Fair Work Ombudsman Sandra Parker says the continued large underpayment of workers by major employers is “incredibly frustrating and disappointing”, and their lack of investment in payroll expertise is “really coming back to bite” them.
In the wake of BHP announcing it would backpay $430 million to 28000 workers for 13 years of underpayments, Ms Parker said it was even more frustrating that the companies committing the underpayments were covered by enterprise agreements that they negotiated themselves.
She said while the industrial relations system was complicated, that “doesn’t mean that you don’t put effort into it, or you throw your hands up”.
“I accept it’s complicated but so are a lot of other things that businesses do,” she told The Australian.
“The tax system is really complicated. All of their overseas arrangements are complicated. Everything they do is complicated and I don’t really hear them saying to the Tax Office we don’t want to comply because it’s complicated.”
Ms Parker, who will finish up as FWO next month after five years as the workplace regulator, said the community would have expected corporates to have fixed their underpayment issues by now “but they just keep coming”.
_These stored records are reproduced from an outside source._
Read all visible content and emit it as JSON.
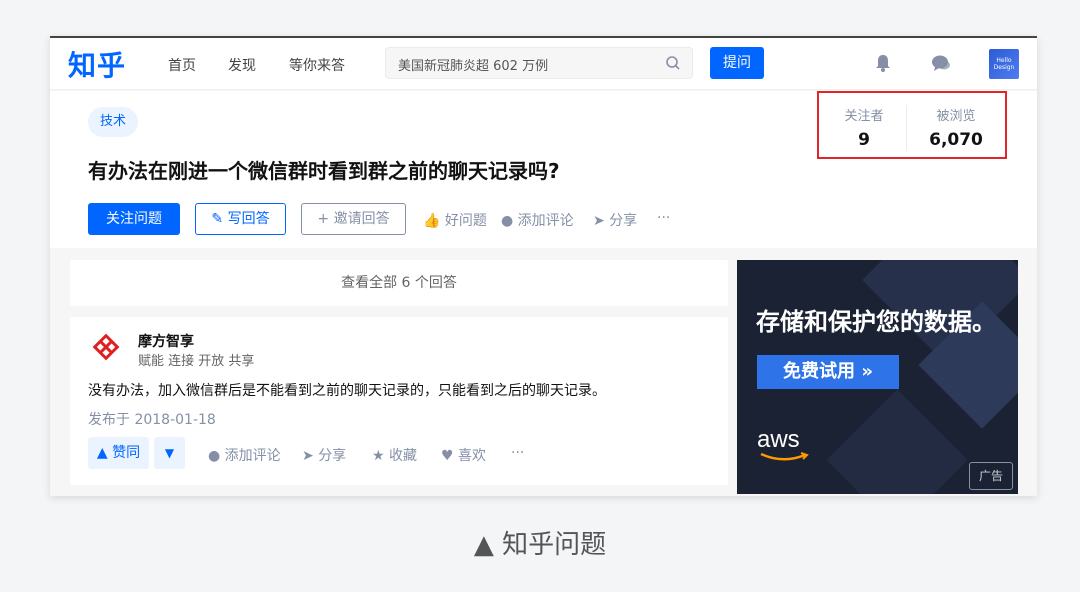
{
  "topbar": {
    "logo": "知乎",
    "nav": [
      "首页",
      "发现",
      "等你来答"
    ],
    "search_value": "美国新冠肺炎超 602 万例",
    "ask_label": "提问",
    "avatar_text": "Hello Design"
  },
  "question": {
    "tag": "技术",
    "title": "有办法在刚进一个微信群时看到群之前的聊天记录吗?",
    "followers_label": "关注者",
    "followers_value": "9",
    "views_label": "被浏览",
    "views_value": "6,070",
    "buttons": {
      "follow": "关注问题",
      "write": "写回答",
      "invite": "邀请回答",
      "good": "好问题",
      "comment": "添加评论",
      "share": "分享",
      "more": "···"
    }
  },
  "answers": {
    "view_all": "查看全部 6 个回答",
    "item": {
      "author_name": "摩方智享",
      "author_bio": "赋能 连接 开放 共享",
      "text": "没有办法，加入微信群后是不能看到之前的聊天记录的，只能看到之后的聊天记录。",
      "date": "发布于 2018-01-18",
      "vote_up": "赞同",
      "actions": {
        "comment": "添加评论",
        "share": "分享",
        "collect": "收藏",
        "like": "喜欢",
        "more": "···"
      }
    }
  },
  "ad": {
    "title": "存储和保护您的数据。",
    "button": "免费试用 »",
    "brand": "aws",
    "badge": "广告"
  },
  "caption": "▲ 知乎问题"
}
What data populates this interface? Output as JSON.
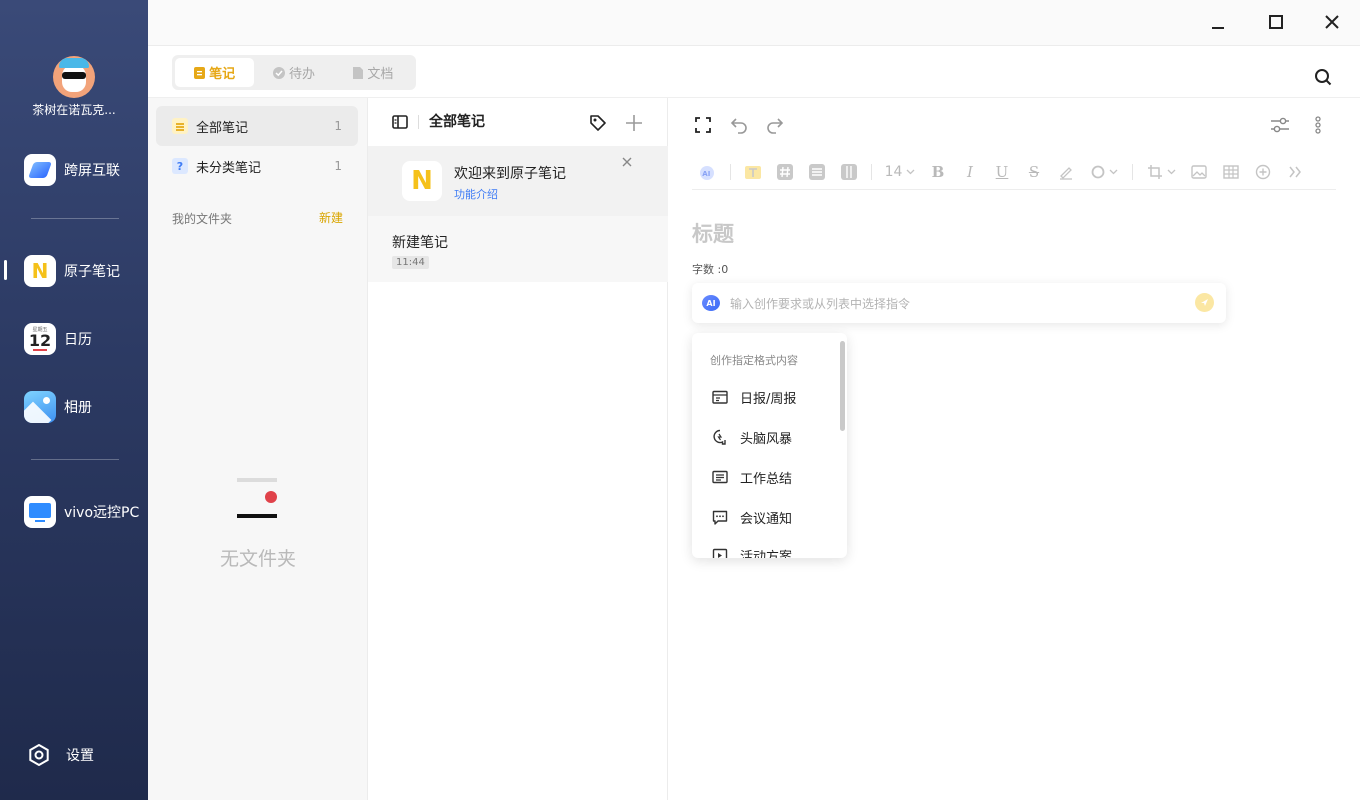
{
  "profile": {
    "name": "茶树在诺瓦克..."
  },
  "nav": {
    "items": [
      {
        "label": "跨屏互联",
        "icon": "kuaping-app-icon"
      },
      {
        "label": "原子笔记",
        "icon": "atom-notes-app-icon",
        "active": true
      },
      {
        "label": "日历",
        "icon": "calendar-app-icon",
        "month_label": "星期五",
        "day": "12"
      },
      {
        "label": "相册",
        "icon": "gallery-app-icon"
      },
      {
        "label": "vivo远控PC",
        "icon": "remote-pc-app-icon"
      }
    ],
    "settings_label": "设置"
  },
  "window": {
    "controls": [
      "minimize-icon",
      "maximize-icon",
      "close-icon"
    ]
  },
  "tabs": [
    {
      "label": "笔记",
      "active": true
    },
    {
      "label": "待办",
      "active": false
    },
    {
      "label": "文档",
      "active": false
    }
  ],
  "folders": {
    "items": [
      {
        "label": "全部笔记",
        "count": "1",
        "selected": true
      },
      {
        "label": "未分类笔记",
        "count": "1",
        "selected": false
      }
    ],
    "my_folders_label": "我的文件夹",
    "new_label": "新建",
    "empty_text": "无文件夹"
  },
  "notes": {
    "header": "全部笔记",
    "welcome": {
      "title": "欢迎来到原子笔记",
      "subtitle": "功能介绍",
      "logo": "N"
    },
    "items": [
      {
        "title": "新建笔记",
        "time": "11:44"
      }
    ]
  },
  "editor": {
    "title_placeholder": "标题",
    "word_count": "字数 :0",
    "font_size": "14",
    "ai_badge": "AI",
    "ai_placeholder": "输入创作要求或从列表中选择指令",
    "dropdown": {
      "heading": "创作指定格式内容",
      "items": [
        "日报/周报",
        "头脑风暴",
        "工作总结",
        "会议通知",
        "活动方案"
      ]
    }
  },
  "colors": {
    "sidebar": "#2c3a63",
    "accent": "#e6a817",
    "link": "#3f7cf5"
  }
}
Citing the big underpayments by BHP and Woolworths, she said: “They are very, very large underpayments and it’s just incredibly frustrating and disappointing because it does mean that we will continue to have to focus on this issue going forward as a regulator when, quite frankly, it would be good if we could put much more of our effort into looking after vulnerable workers and migrant workers and those who really can’t help themselves as well.”
Ms Parker said there had been a “lot of commentary on social media about payroll issues and payroll expertise and payroll people feeling burnt out and not enough investment being put into payroll, and that’s starting to look like a really significant issue for companies to have to deal with”.
“That seems to be a real pattern emerging that there just hasn’t been investment in payroll expertise over the years, and it’s really coming back to bite,” she said
“It’s just costing these companies massive amounts of money and, in addition to what they owe, because they have to audit and fix it, and work with us, and put a huge amount of effort into fixing it, the loss of confidence that provides for workers.
“If you invest in things, they get fixed. Some of these are going back more than 10 years.”
She said companies would be familiar with agreements given they negotiated them but once they were approved by the Fair Work Commission, they “sort of set and forget”.
“You give them to the payroll area and say make this happen and then no-one’s really going back and doing checks,” she said.
“Boards aren’t saying to their executive teams, where’s the assurance on this? Assure us as the board that you are actually doing regular checks and there is not any ongoing issues.
“Often it’s not discovered until they do a takeover or the acquisition of another business and then they do an audit and realise there’s a problem.
“The other frustration is that we respond to self-reports from corporates or through whistleblower or anonymous reports of underpayments.
“We’re not doing proactive audits of companies because we’re not resourced to do so. So there’s probably a lot more out there than we know. I suspect there is.”